27. Februar 2013

„Gute Zeiten“ führen zu weniger Gründungen im Handwerk

Das starke Wachstum des Betriebsbestandes im baden-württembergischen Handwerk ist unterbrochen. Zum Jahresende 2012 gab es 132.710 Betriebe im Land, nur 81 (+ 0,1 %) mehr als im Jahr zuvor. „Wenn die Beschäftigungsmöglichkeiten gut und Fachkräfte gefragt sind, dann gibt es weniger Gründer“, erklärt Landeshandwerkspräsident Joachim Möhrle den Rückgang. Ein Trend, der sich auch in der bundesweiten Gesamtwirtschaft zeige.

Das starke Betriebswachstum der letzten Jahre ist damit zunächst unterbrochen. Zum Vergleich: Im Jahr 2011 lag das Plus noch bei 1.600 Betrieben (+ 1,2 %). In guten Zeiten gebe es attraktive abhängige Beschäftigungsverhältnisse, sagte Möhrle. Zudem sei der Gründungszuschuss für kurzzeitig Arbeitslose stark eingeschränkt worden.

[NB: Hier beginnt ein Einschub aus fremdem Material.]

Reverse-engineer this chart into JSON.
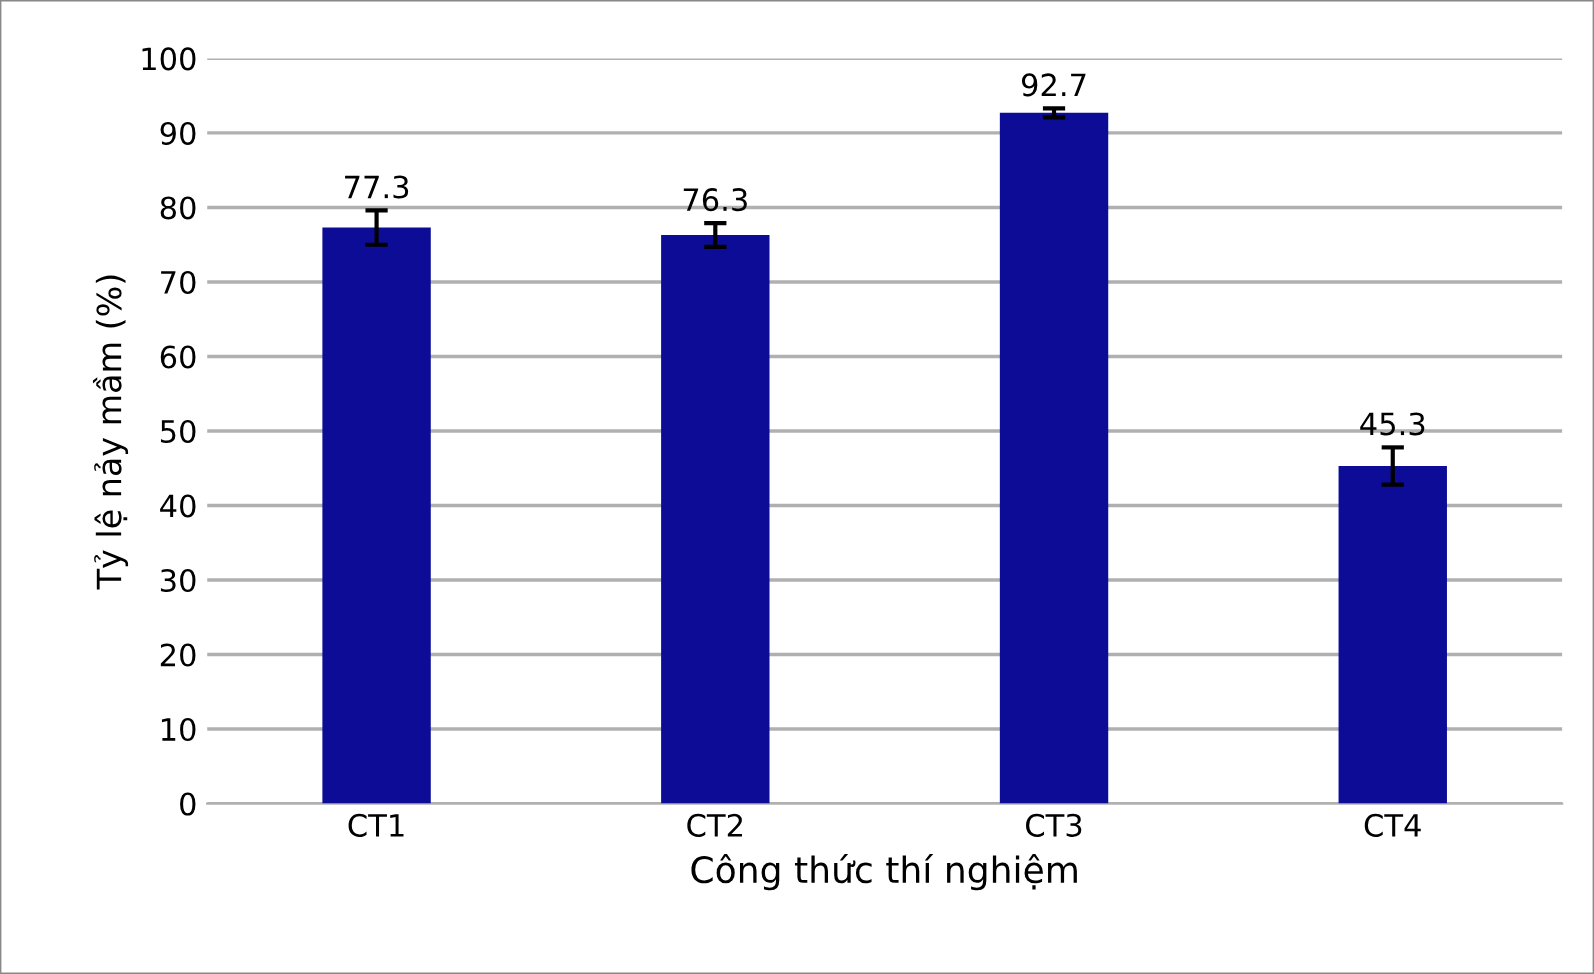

Im zulassungspflichtigen Handwerk waren zum Jahresende 83.095 Betriebe eingetragen. Dies waren 648 Betriebe oder 0,8 Prozent weniger als im Vorjahr. Damit hatten die meisterpflichtigen Berufe einen Anteil von 62,6 Prozent an allen Handwerksbetrieben. Vor der Novelle der Handwerksordnung im Jahr 2003 waren es noch rund 70 Prozent. Die Zahl der Neueintragungen lag mit nur 3.909 deutlich unter den Vorjahren. Nur das Bauhauptgewerbe und das Dienstleistungsgewerbe konnten das Jahr mit einem kleinen Betriebszuwachs abschließen. Rückgänge gab es bei den Berufen Bäcker (-62) und Fleischer (-135), ebenso bei den Metallbauern (-50) und den Feinwerkmechanikern (-97). Hier setzten sich die schon aus den Vorjahren bekannten Konzentrationsprozesse fort: „Es gibt zwar immer weniger Betriebe, diejenigen, die am Markt bleiben, werden jedoch größer“, teilte Möhrle mit. Im Nahrungsmittelhandwerk spiele zudem die Konkurrenz mit Supermärkten und Discountern eine große Rolle.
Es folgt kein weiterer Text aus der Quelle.